Kelly told me about a bill that comes up in Congress every five years for review called the Farm Bill. Currently up for review, the Farm Bill doesn’t just give subsidies to farmers, but it’s the largest piece of legislation that actually addresses hunger. Programs like Supplemental Nutrition Assistance Program (SNAP), Women, Infants, Children assistance (WIC), and the Emergency Food Assistance Program (TEFAP) receive funding under this important bill.
Under the new administration, the goal is to cut 193 billion dollars from the Farm Bill over 10 years. When you plan out how the cuts would affect Central Florida, about 34 million meals a year would disappear in Central Florida. This would be catastrophic in Central Florida’s food insecure population.
Many of these government cuts are fueled by the stigma that surrounds the poor who need government assistance. However, “hunger knows no sex, age, religion, race. It could really happen to any of us. It takes just a few paychecks away for you to experience what this is all about,” Sasha told me.
Furthermore, there are many food insecure people who are overweight due to food desserts and tough choices about finances. However, they’re overweight because they’re not able to purchase healthy foods like fresh fruits and vegetables because they can’t afford it, they have no access to a grocery store, or both.
People have to make tough choices when money is tight, and sometimes a car repair, so you can get to work, is more important financially than a fresh bell pepper. That is the trade-off many families make every day. While they know the vegetable is healthier, when four boxes of mac and cheese are the same price, the pepper gets left in the store.
5) There are many ways to help support Second Harvest.
Second Harvest Food Bank needs volunteers every day except Sundays. Volunteers can do anything from sorting meat, putting labels on cans, to working in the production kitchen constructing meals. Because they need so many volunteers, it’s the perfect place for large organizations to get all their employees together for a philanthropic effort.
Plus, for the holidays specifically, Second Harvest has to ramp up distribution because their mobile pantries have to support kids who usually take advantage of free and reduced lunch while they’re in school. “Sometimes when you don’t have enough food to eat and you rely on that free breakfast and lunch, winter break can feel very daunting,” Sasha said.
If you can’t volunteer your time, there are other ways to help too. Of course, the most obvious way would be just to donate food to the food bank yourself. However, if you donate money, for every dollar you give, Second Harvest is able to purchase $9 worth of food through their partnerships.
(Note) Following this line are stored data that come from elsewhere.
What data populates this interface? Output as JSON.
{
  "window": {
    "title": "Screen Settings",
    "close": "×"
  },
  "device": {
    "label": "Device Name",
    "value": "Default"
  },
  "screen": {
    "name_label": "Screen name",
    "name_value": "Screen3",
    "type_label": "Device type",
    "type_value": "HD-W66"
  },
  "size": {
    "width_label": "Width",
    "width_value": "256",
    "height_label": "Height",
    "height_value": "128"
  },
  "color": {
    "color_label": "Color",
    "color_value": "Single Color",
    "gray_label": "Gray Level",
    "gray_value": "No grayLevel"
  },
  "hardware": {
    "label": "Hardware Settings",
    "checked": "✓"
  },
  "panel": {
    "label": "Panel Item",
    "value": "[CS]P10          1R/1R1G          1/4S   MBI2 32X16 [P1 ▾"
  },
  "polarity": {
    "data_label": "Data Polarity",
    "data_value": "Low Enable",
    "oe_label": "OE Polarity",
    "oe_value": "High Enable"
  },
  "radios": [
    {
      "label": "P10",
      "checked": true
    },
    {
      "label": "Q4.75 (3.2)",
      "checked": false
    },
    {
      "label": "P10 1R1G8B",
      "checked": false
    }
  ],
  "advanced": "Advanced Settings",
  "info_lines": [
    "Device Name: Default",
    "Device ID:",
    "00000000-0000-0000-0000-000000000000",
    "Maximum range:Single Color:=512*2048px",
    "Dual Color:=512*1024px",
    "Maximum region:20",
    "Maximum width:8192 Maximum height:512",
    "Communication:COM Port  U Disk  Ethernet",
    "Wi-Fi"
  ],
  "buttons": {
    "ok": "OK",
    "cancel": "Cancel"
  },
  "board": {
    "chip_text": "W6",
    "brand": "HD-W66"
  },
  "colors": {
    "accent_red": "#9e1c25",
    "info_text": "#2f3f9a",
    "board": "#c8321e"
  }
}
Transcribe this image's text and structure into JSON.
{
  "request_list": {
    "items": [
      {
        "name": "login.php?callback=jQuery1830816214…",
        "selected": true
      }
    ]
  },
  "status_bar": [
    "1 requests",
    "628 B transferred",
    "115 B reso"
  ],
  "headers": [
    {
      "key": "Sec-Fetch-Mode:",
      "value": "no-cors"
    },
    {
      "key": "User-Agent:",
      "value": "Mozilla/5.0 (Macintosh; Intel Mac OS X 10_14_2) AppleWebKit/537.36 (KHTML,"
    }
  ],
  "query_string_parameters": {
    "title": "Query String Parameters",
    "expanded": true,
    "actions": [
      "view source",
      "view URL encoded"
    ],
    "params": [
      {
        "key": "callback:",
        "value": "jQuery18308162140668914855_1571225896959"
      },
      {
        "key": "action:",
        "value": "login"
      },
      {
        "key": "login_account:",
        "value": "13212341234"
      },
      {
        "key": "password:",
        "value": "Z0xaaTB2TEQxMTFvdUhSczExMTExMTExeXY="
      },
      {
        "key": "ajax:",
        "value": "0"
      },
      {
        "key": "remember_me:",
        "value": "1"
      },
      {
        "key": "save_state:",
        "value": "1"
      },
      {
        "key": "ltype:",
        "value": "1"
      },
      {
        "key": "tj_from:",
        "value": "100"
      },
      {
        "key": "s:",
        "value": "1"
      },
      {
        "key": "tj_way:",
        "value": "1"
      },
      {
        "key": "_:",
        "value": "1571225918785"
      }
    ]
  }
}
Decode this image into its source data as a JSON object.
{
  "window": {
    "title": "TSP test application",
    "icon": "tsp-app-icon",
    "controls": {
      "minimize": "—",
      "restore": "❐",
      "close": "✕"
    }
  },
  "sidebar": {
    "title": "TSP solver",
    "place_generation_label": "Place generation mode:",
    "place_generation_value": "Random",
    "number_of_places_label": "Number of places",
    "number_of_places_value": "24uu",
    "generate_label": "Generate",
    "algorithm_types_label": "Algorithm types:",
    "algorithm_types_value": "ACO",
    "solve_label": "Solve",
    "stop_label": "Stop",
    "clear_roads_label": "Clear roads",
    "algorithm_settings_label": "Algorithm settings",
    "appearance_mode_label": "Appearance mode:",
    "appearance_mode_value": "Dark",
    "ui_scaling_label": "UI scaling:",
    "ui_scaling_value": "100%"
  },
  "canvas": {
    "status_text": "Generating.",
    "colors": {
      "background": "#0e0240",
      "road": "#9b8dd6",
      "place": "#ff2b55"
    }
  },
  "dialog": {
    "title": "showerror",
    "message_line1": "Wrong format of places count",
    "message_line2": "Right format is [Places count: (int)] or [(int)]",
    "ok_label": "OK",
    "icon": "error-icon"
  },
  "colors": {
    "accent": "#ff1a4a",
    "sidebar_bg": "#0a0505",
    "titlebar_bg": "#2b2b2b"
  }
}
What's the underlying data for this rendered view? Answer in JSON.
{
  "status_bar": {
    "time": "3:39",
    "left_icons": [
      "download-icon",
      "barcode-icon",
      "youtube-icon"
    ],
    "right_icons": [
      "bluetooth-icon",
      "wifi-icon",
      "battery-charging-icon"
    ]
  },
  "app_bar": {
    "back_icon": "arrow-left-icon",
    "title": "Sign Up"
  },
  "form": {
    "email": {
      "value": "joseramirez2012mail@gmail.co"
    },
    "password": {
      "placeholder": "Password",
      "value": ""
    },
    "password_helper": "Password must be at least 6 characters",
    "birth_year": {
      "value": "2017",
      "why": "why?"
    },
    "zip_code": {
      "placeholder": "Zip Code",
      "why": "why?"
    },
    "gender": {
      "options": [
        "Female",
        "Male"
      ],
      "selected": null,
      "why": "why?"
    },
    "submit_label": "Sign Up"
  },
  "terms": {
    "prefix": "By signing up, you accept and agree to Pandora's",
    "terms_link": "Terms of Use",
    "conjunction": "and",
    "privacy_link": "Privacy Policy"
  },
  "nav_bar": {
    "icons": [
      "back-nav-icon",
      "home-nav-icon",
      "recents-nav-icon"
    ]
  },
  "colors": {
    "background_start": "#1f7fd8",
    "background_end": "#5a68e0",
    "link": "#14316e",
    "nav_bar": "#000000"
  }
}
If you want to volunteer with Second Harvest Food Bank, you can check out all their opportunities and sign up for a shift on their volunteer page. You can also donate financial contributions.
About Sasha Hausman
Sasha Hausman is proud to help fight hunger and feed hope in Central Florida. Every day, Sasha’s mission is to inspire and engage our community to end hunger as Director of Philanthropy at Second Harvest Food Bank of Central Florida. Born and raised in South Florida, Sasha always had a passion for helping people and volunteering. She received her Bachelor’s Degree in Communications from the University of Central Florida (Go Knights!). She has been working with Second Harvest for 9 years and loving it. Sasha was recently named one of Orlando Business Journal’s Women Who Mean Business in 2016. Sasha enjoys shopping local, cooking, live music and going to the dog park with her two, cute pups.
About Kelly Quintero
Kelly Quintero has spent the last 4 and a half years professionally working in government, campaigns and now the nonprofit sector. She serves as the Director of Advocacy and Government Relations for Second Harvest Food Bank of Central Florida. She has always sought to give back to the community and use her talents to assist the most vulnerable individuals. She is a proud UCF graduate with a degree in Political Science and recently got married in Orlando to her longtime partner-in-crime, Eddie.